In beide prachtige formuleringen komt naar voren hoe de natuurwetten het kiezen of besluiten van de ‘vrije wil’ ‘overnemen’.

            Ten aanzien van Poppers Open Society verloopt de eye opening analoog.

Algemeen komt het mij voor dat Couwenberg en ook de meeste  mainstreamdenkers,  ten onrechte denk- en culturele richtingen serieus nemen die  hun posities niet óók via een rationeel-coherente argumentatie plausibel kunnen maken. Dat kunnen noch Camus en Céline, noch Michel Foucault en de postmodernisten. En nog velen meer doen er zelfs geen moeite toe...

 

3 Mijn persoonlijke relatie tot de alfadimensie

Het voorgaande wil zeggen dat je met alfaoverwegingen geen objectieve feiten kunt vaststellen over de constructie van de wereld. Ikzelf word overigens in mijn voorkeuren voor hoe de bestaande wereld globaal zou kunnen functioneren  eveneens mede beïnvloed door de alfasector van mijn psyche. Die invloed gaat overigens geheel in richting en geest van het motto boven dit artikel.

Ook beseft dat (alfa-) deel van mijn persoon blijkbaar terdege dat prachtige alfa-uitspraken - zoals ‘(God) Die niet laat varen het werk zijner handen’ (bijbel), of gedachten over rechtvaardigheid, samenhang in het menselijk lot en zin - me meer perspectief lijken te bieden dan toeval, relativisme en incoherentie. Ze gaan alle in de richting van hoe positief het begrip coherentie moet werden gewaardeerd.

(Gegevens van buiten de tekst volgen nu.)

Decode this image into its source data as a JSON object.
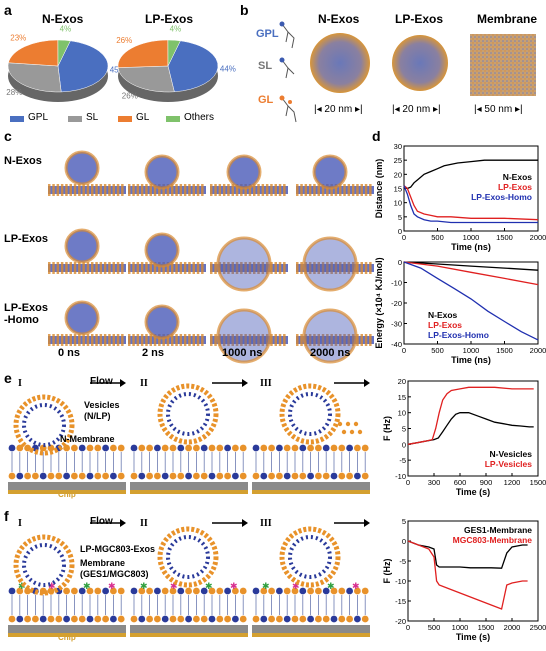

Ik denk zelfs wel eens: ‘God is coherentie’. En dat, zo zal een ieder inzien, betekent precies een tegenovergestelde situatie van die van fundamentele onzekerheid, de onmogelijkheidvan begrijpelijke modellen in de quantummechanica, en een willekeur in het lot, dat bij vele Joden dan zo sterk door de ‘vrije wil’ van Adolf Hitler heet te zijn bepaald.

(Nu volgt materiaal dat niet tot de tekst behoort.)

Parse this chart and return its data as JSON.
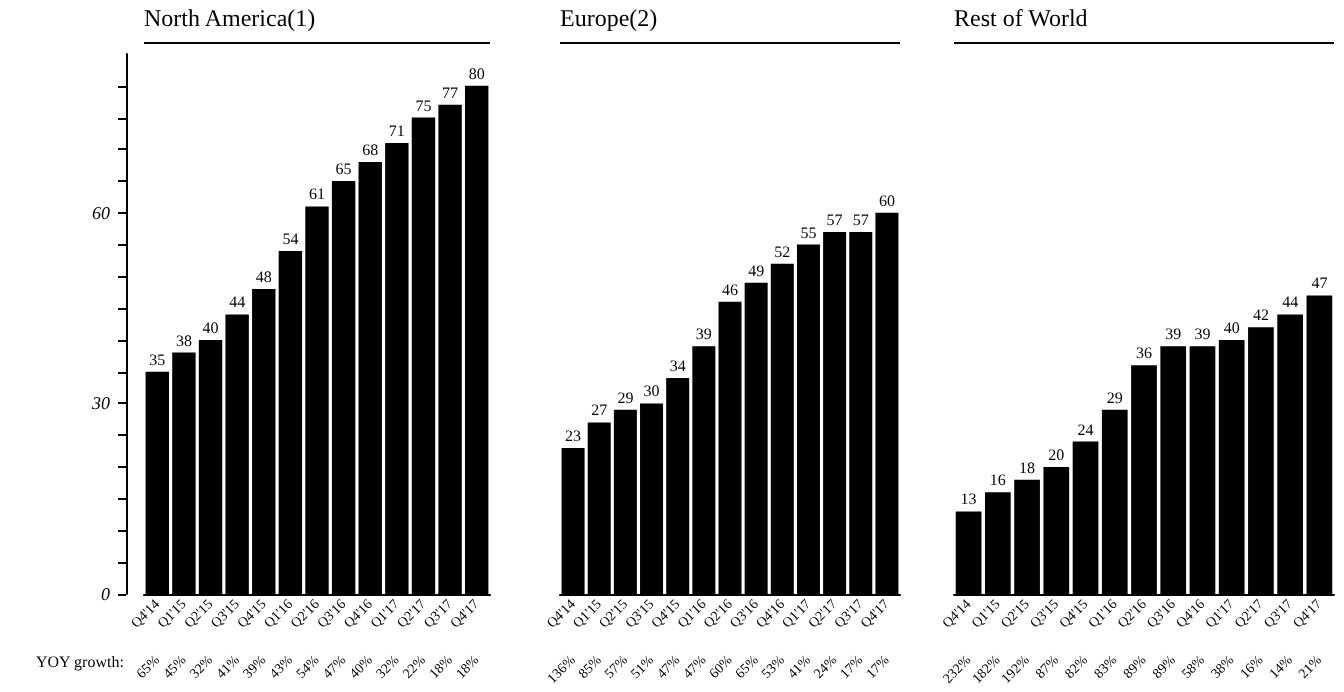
{
  "chart_data": [
    {
      "type": "bar",
      "title": "North America(1)",
      "categories": [
        "Q4'14",
        "Q1'15",
        "Q2'15",
        "Q3'15",
        "Q4'15",
        "Q1'16",
        "Q2'16",
        "Q3'16",
        "Q4'16",
        "Q1'17",
        "Q2'17",
        "Q3'17",
        "Q4'17"
      ],
      "values": [
        35,
        38,
        40,
        44,
        48,
        54,
        61,
        65,
        68,
        71,
        75,
        77,
        80
      ],
      "color": "#000000",
      "data_labels": true,
      "grid": false,
      "ylim": [
        0,
        85
      ],
      "yticks": [
        0,
        {
          "value": 5,
          "label": null
        },
        {
          "value": 10,
          "label": null
        },
        {
          "value": 15,
          "label": null
        },
        {
          "value": 20,
          "label": null
        },
        {
          "value": 25,
          "label": null
        },
        30,
        {
          "value": 35,
          "label": null
        },
        {
          "value": 40,
          "label": null
        },
        {
          "value": 45,
          "label": null
        },
        {
          "value": 50,
          "label": null
        },
        {
          "value": 55,
          "label": null
        },
        60,
        {
          "value": 65,
          "label": null
        },
        {
          "value": 70,
          "label": null
        },
        {
          "value": 75,
          "label": null
        },
        {
          "value": 80,
          "label": null
        }
      ],
      "annotations": [
        "YOY growth:",
        "65%",
        "45%",
        "32%",
        "41%",
        "39%",
        "43%",
        "54%",
        "47%",
        "40%",
        "32%",
        "22%",
        "18%",
        "18%"
      ]
    },
    {
      "type": "bar",
      "title": "Europe(2)",
      "categories": [
        "Q4'14",
        "Q1'15",
        "Q2'15",
        "Q3'15",
        "Q4'15",
        "Q1'16",
        "Q2'16",
        "Q3'16",
        "Q4'16",
        "Q1'17",
        "Q2'17",
        "Q3'17",
        "Q4'17"
      ],
      "values": [
        23,
        27,
        29,
        30,
        34,
        39,
        46,
        49,
        52,
        55,
        57,
        57,
        60
      ],
      "color": "#000000",
      "data_labels": true,
      "grid": false,
      "tick_labels": "x",
      "annotations": [
        "136%",
        "85%",
        "57%",
        "51%",
        "47%",
        "47%",
        "60%",
        "65%",
        "53%",
        "41%",
        "24%",
        "17%",
        "17%"
      ]
    },
    {
      "type": "bar",
      "title": "Rest of World",
      "categories": [
        "Q4'14",
        "Q1'15",
        "Q2'15",
        "Q3'15",
        "Q4'15",
        "Q1'16",
        "Q2'16",
        "Q3'16",
        "Q4'16",
        "Q1'17",
        "Q2'17",
        "Q3'17",
        "Q4'17"
      ],
      "values": [
        13,
        16,
        18,
        20,
        24,
        29,
        36,
        39,
        39,
        40,
        42,
        44,
        47
      ],
      "color": "#000000",
      "data_labels": true,
      "grid": false,
      "tick_labels": "x",
      "annotations": [
        "232%",
        "182%",
        "192%",
        "87%",
        "82%",
        "83%",
        "89%",
        "89%",
        "58%",
        "38%",
        "16%",
        "14%",
        "21%"
      ]
    }
  ]
}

Het ‘paradigmaverschil’ waarom het bij onze discussie gaat, is vóór alles dat tussen toeval en coherentie in het universum en de wetten ervan. Wat mij betreft staat echter centraal dat wat ook over gevoelsmatige voorkeuren en/of paradigma’s kan worden gezegd, feiten en hun onderlinge relaties kunnen pas worden erkend zodra de positieve wetenschappen daarvoor gronden hebben gevonden. En zij - determinisme of whatever - kunnen bovendien niet qua acceptatie afhankelijk worden gesteld van inzichten buiten de positieve wetenschappen en de logica.